Ok, your LLM can perfectly predict the next token. How do you extract the "logic...

yorwba · 2025-07-13T14:58:19 1752418699

It's possible to identify a surprisingly large number of matching words by learning a linear transformation mapping word vectors from two different languages into the same space (e.g. https://arxiv.org/abs/1805.06297 ).

But the problem with ancient languages is typically that there's not enough data to usefully constrain a large enough model. Doubly so for undeciphered scripts where scholars might not even agree on how many different letters there are.

yyyk · 2025-07-13T14:59:32 1752418772

Presumably, they'd want to get at embeddings, and compare the dimensional space somehow to say: 'the relation between tokens a,b,c is close to the relation of tokens a1,b1,c1 in a similar model of texts of known language of apparently same family (same up to aN,bN,cN), and out of these N sequences, sequence X makes most sense given existing examples'.

(As you can tell, the argument involves some handwaving, but it may possible?)

noworld · 2025-07-13T20:09:09 1752437349

It's LLMs all the way down.

talos · 2025-07-13T14:57:16 1752418636

I don't think OP's idea would work, but if it did you could just ask for a translation.

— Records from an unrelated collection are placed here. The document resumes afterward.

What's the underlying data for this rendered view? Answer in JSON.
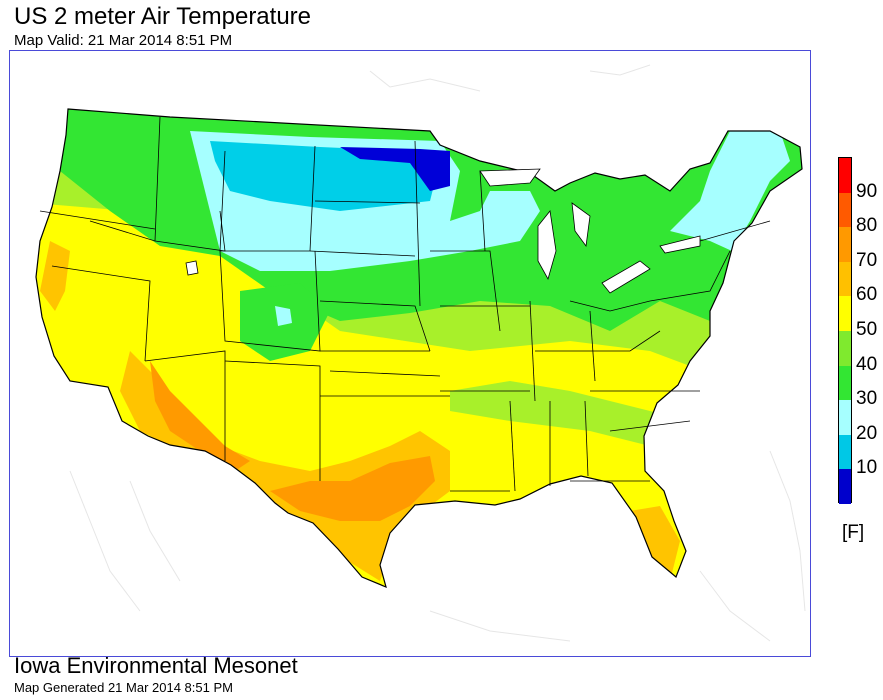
{
  "header": {
    "title": "US 2 meter Air Temperature",
    "subtitle": "Map Valid: 21 Mar 2014 8:51 PM"
  },
  "legend": {
    "unit": "[F]",
    "ticks": [
      "90",
      "80",
      "70",
      "60",
      "50",
      "40",
      "30",
      "20",
      "10"
    ],
    "colors": [
      "#0000cc",
      "#00c8e6",
      "#a6ffff",
      "#33e633",
      "#7fea2e",
      "#ffff00",
      "#ffc000",
      "#ff9900",
      "#ff5a00",
      "#ff0000"
    ]
  },
  "footer": {
    "title": "Iowa Environmental Mesonet",
    "subtitle": "Map Generated 21 Mar 2014 8:51 PM"
  }
}
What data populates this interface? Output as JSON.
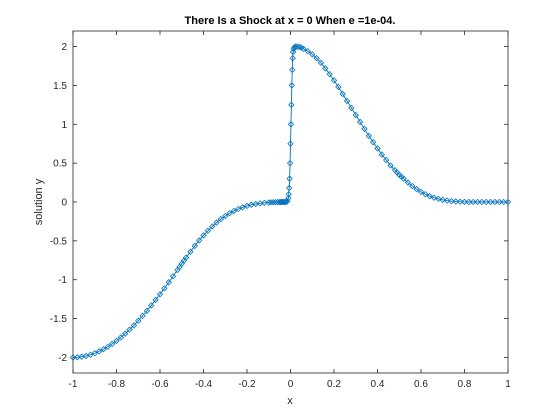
{
  "chart_data": {
    "type": "line",
    "title": "There Is a Shock at x = 0 When e =1e-04.",
    "xlabel": "x",
    "ylabel": "solution y",
    "xlim": [
      -1,
      1
    ],
    "ylim": [
      -2.2,
      2.2
    ],
    "xticks": [
      -1,
      -0.8,
      -0.6,
      -0.4,
      -0.2,
      0,
      0.2,
      0.4,
      0.6,
      0.8,
      1
    ],
    "xtick_labels": [
      "-1",
      "-0.8",
      "-0.6",
      "-0.4",
      "-0.2",
      "0",
      "0.2",
      "0.4",
      "0.6",
      "0.8",
      "1"
    ],
    "yticks": [
      -2,
      -1.5,
      -1,
      -0.5,
      0,
      0.5,
      1,
      1.5,
      2
    ],
    "ytick_labels": [
      "-2",
      "-1.5",
      "-1",
      "-0.5",
      "0",
      "0.5",
      "1",
      "1.5",
      "2"
    ],
    "grid": false,
    "legend": "none",
    "marker": "diamond",
    "line_color": "#0072BD",
    "series": [
      {
        "x": [
          -1.0,
          -0.98,
          -0.96,
          -0.94,
          -0.92,
          -0.9,
          -0.88,
          -0.86,
          -0.84,
          -0.82,
          -0.8,
          -0.78,
          -0.76,
          -0.74,
          -0.72,
          -0.7,
          -0.68,
          -0.66,
          -0.64,
          -0.62,
          -0.6,
          -0.58,
          -0.56,
          -0.54,
          -0.52,
          -0.51,
          -0.5,
          -0.49,
          -0.48,
          -0.46,
          -0.44,
          -0.42,
          -0.4,
          -0.38,
          -0.36,
          -0.34,
          -0.32,
          -0.3,
          -0.28,
          -0.26,
          -0.24,
          -0.22,
          -0.2,
          -0.18,
          -0.16,
          -0.14,
          -0.12,
          -0.1,
          -0.09,
          -0.08,
          -0.07,
          -0.06,
          -0.05,
          -0.045,
          -0.04,
          -0.035,
          -0.03,
          -0.025,
          -0.02,
          -0.015,
          -0.01,
          -0.008,
          -0.006,
          -0.004,
          -0.002,
          0.0,
          0.002,
          0.004,
          0.006,
          0.008,
          0.01,
          0.012,
          0.015,
          0.018,
          0.022,
          0.03,
          0.04,
          0.05,
          0.06,
          0.08,
          0.1,
          0.12,
          0.14,
          0.16,
          0.18,
          0.2,
          0.22,
          0.24,
          0.26,
          0.28,
          0.3,
          0.32,
          0.34,
          0.36,
          0.38,
          0.4,
          0.42,
          0.44,
          0.46,
          0.48,
          0.49,
          0.5,
          0.51,
          0.52,
          0.54,
          0.56,
          0.58,
          0.6,
          0.62,
          0.64,
          0.66,
          0.68,
          0.7,
          0.72,
          0.74,
          0.76,
          0.78,
          0.8,
          0.82,
          0.84,
          0.86,
          0.88,
          0.9,
          0.92,
          0.94,
          0.96,
          0.98,
          1.0
        ],
        "y": [
          -2.0,
          -1.998,
          -1.99,
          -1.98,
          -1.965,
          -1.946,
          -1.922,
          -1.894,
          -1.862,
          -1.826,
          -1.786,
          -1.742,
          -1.694,
          -1.642,
          -1.587,
          -1.528,
          -1.465,
          -1.4,
          -1.331,
          -1.26,
          -1.187,
          -1.111,
          -1.033,
          -0.955,
          -0.875,
          -0.835,
          -0.795,
          -0.755,
          -0.715,
          -0.64,
          -0.565,
          -0.495,
          -0.43,
          -0.37,
          -0.315,
          -0.265,
          -0.22,
          -0.18,
          -0.145,
          -0.115,
          -0.09,
          -0.068,
          -0.05,
          -0.036,
          -0.025,
          -0.017,
          -0.011,
          -0.007,
          -0.005,
          -0.004,
          -0.003,
          -0.002,
          -0.001,
          -0.001,
          0.0,
          0.0,
          0.0,
          0.0,
          0.0,
          0.01,
          0.05,
          0.1,
          0.18,
          0.3,
          0.5,
          0.75,
          1.0,
          1.25,
          1.5,
          1.7,
          1.85,
          1.93,
          1.97,
          1.99,
          2.0,
          2.0,
          1.995,
          1.985,
          1.97,
          1.94,
          1.9,
          1.85,
          1.79,
          1.72,
          1.645,
          1.565,
          1.48,
          1.39,
          1.3,
          1.21,
          1.12,
          1.03,
          0.94,
          0.85,
          0.77,
          0.69,
          0.61,
          0.54,
          0.47,
          0.41,
          0.38,
          0.35,
          0.325,
          0.3,
          0.25,
          0.205,
          0.165,
          0.13,
          0.1,
          0.075,
          0.055,
          0.04,
          0.028,
          0.018,
          0.011,
          0.006,
          0.003,
          0.001,
          0.0,
          0.0,
          0.0,
          0.0,
          0.0,
          0.0,
          0.0,
          0.0,
          0.0,
          0.0
        ]
      }
    ]
  }
}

privatelypublic · 2025-07-14T02:58:32 1752461912

In what language? The model wouldn't speak english.

tinco · 2025-07-15T08:59:04 1752569944

In English. The decoder translates from the Dhofari to tokens the LLM understands. So you present the LLM with the decoded Dhofari, and a question in English, like "Please express the following in modern English" and the LLM would answer in English. There's also a chance the decoded Dhofari would be intelligible to humans directly, though I don't know how large that chance is.